The Union Ministry of Electronics and IT (MeitY) has declared IT resources of ICICI Bank, HDFC Bank and UPI managing entity NPCI as ‘critical information infrastructure’. The notification to this effect was issued on 16 June 2022. What is ‘critical information infrastructure’, and who protects it?
What is critical information infrastructure?
The Information Technology Act of 2000 defines “Critical Information Infrastructure” as a “computer resource, the incapacitation or destruction of which shall have debilitating impact on national security, economy, public health or safety”.
The government, under the Act, has the power to declare any data, database, IT network or communications infrastructure as CII to protect that digital asset.
Any person who secures access or attempts to secure access to a protected system in violation of the law can be punished with a jail term of up to 10 years.
Why is CII classification and protection necessary?
World over governments have been moving with alacrity to protect their critical information infrastructure. IT resources form the backbone of countless critical operations in a country’s infrastructure, and given their interconnectedness, disruptions can have a cascading effect across sectors. An information technology failure at a power grid can lead to prolonged outages crippling other sectors like healthcare, banking services.

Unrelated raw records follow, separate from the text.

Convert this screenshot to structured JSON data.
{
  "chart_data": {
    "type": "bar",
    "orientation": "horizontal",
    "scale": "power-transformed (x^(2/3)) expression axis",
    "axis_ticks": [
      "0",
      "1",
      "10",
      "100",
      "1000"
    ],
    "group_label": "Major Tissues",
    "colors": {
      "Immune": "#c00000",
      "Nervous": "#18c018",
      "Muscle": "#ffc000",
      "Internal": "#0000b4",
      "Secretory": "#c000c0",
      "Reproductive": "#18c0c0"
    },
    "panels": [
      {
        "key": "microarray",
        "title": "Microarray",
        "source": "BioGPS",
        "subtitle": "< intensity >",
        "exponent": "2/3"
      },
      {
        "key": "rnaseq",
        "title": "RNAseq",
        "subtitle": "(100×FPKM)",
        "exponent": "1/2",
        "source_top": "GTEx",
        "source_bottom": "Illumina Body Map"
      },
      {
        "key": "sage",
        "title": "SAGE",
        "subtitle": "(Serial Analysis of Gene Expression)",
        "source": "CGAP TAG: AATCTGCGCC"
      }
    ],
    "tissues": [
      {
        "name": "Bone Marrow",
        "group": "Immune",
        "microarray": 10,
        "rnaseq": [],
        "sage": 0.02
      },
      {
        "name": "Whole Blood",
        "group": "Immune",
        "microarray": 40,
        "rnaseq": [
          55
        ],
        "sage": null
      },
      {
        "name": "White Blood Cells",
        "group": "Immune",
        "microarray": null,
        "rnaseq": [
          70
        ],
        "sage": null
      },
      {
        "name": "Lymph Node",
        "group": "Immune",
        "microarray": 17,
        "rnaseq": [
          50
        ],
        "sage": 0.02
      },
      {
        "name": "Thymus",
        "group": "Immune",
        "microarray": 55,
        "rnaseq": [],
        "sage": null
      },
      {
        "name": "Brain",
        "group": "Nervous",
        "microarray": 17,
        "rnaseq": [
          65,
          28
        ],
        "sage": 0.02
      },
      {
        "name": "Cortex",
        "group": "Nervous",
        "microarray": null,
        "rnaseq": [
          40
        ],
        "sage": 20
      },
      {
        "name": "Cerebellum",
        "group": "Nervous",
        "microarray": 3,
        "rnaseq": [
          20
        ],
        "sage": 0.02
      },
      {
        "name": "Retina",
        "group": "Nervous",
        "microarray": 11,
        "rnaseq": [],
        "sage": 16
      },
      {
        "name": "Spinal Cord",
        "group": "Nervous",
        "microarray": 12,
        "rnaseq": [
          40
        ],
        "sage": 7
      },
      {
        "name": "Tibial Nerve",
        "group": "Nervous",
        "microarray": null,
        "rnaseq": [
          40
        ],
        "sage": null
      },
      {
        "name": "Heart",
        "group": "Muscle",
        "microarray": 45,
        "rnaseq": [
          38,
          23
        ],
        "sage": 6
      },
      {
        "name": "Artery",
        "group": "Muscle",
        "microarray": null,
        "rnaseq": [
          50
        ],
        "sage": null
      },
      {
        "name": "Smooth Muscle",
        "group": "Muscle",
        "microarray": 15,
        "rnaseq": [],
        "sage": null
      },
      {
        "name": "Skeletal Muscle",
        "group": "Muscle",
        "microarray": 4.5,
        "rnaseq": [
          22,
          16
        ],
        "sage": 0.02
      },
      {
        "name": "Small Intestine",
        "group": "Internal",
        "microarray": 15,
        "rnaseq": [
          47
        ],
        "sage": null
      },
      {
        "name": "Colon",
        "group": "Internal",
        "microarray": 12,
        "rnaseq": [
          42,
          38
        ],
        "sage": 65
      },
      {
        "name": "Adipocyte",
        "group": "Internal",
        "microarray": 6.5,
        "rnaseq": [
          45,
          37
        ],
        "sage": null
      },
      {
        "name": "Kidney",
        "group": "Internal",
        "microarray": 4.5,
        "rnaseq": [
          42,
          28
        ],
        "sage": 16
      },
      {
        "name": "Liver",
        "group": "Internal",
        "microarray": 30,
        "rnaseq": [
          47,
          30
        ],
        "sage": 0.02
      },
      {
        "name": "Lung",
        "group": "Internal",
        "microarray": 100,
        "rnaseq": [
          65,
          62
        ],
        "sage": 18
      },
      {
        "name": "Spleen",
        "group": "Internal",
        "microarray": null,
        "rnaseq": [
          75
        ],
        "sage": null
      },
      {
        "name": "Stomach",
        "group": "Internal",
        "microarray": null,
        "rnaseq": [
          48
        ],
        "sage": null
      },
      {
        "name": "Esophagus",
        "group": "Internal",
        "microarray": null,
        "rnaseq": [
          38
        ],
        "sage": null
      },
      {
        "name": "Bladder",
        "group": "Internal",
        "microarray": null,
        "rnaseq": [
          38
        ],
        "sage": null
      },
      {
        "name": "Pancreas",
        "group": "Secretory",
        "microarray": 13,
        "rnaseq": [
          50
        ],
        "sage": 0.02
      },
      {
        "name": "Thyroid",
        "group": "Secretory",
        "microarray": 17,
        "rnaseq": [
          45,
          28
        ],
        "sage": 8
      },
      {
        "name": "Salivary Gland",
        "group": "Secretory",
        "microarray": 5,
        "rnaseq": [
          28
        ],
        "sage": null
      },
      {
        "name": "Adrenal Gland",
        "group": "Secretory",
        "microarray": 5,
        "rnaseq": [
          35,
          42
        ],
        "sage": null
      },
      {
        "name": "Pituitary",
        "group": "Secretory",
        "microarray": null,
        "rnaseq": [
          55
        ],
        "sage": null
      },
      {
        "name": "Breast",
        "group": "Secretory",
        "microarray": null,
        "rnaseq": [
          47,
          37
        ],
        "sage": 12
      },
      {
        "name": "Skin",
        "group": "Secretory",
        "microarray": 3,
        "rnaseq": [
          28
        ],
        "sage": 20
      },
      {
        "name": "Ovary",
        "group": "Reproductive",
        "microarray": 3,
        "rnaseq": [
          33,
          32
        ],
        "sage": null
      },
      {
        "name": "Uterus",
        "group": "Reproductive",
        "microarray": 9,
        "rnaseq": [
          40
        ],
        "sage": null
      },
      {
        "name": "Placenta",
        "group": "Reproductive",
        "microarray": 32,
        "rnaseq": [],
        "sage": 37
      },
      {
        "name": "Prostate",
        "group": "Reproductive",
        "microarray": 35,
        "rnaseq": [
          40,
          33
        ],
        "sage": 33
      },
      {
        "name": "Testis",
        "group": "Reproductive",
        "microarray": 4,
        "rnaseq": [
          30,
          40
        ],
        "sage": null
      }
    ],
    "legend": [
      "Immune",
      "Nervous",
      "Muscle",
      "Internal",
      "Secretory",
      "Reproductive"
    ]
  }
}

In 2007, a wave of denial-of-service attacks, allegedly from Russian IP addresses, hit major Estonian banks, government bodies – ministries and parliament, and media outlets. It was cyber aggression of the kind that the world had not seen before, and it came in the wake of Estonia’s decision to move a memorial to the Soviet Red Army to a location of less prominence. The attacks played havoc in one of the most networked countries in the world for almost three weeks.
On 12 October 2020 as India battled the pandemic, the electric grid supply to Mumbai suddenly snapped hitting the mega city’s hospitals, trains and businesses. Later, a study by a US firm that looks into the use of the internet by states, claimed that this power outage could have been a cyber attack, allegedly from a China-linked group, aimed at critical infrastructure. The government, however, was quick to deny any cyber attack in Mumbai.
But the incident underlined the possibility of hostile state and non-state actors probing internet-dependent critical systems in other countries, and the necessity to fortify such assets.
How are CIIs protected in India?
Created in January 2014, the National Critical Information Infrastructure Protection Centre (NCIIPC) is the nodal agency for taking all measures to protect the nation’s critical information infrastructure.
It is mandated to guard CIIs from “unauthorized access, modification, use, disclosure, disruption, incapacitation or distraction”.
According to its website, NCIIPC will monitor and forecast national-level threats to CII for policy guidance, expertise sharing and situational awareness for early warning or alerts. The basic responsibility for protecting the CII system shall lie with the agency running that CII, it says.
“In the event of any threat to critical information infrastructure the National Critical Information Infrastructure Protection Centre may call for information and give directions to the critical sectors or persons serving or having a critical impact on Critical Information Infrastructure,” the NCIIPC website adds.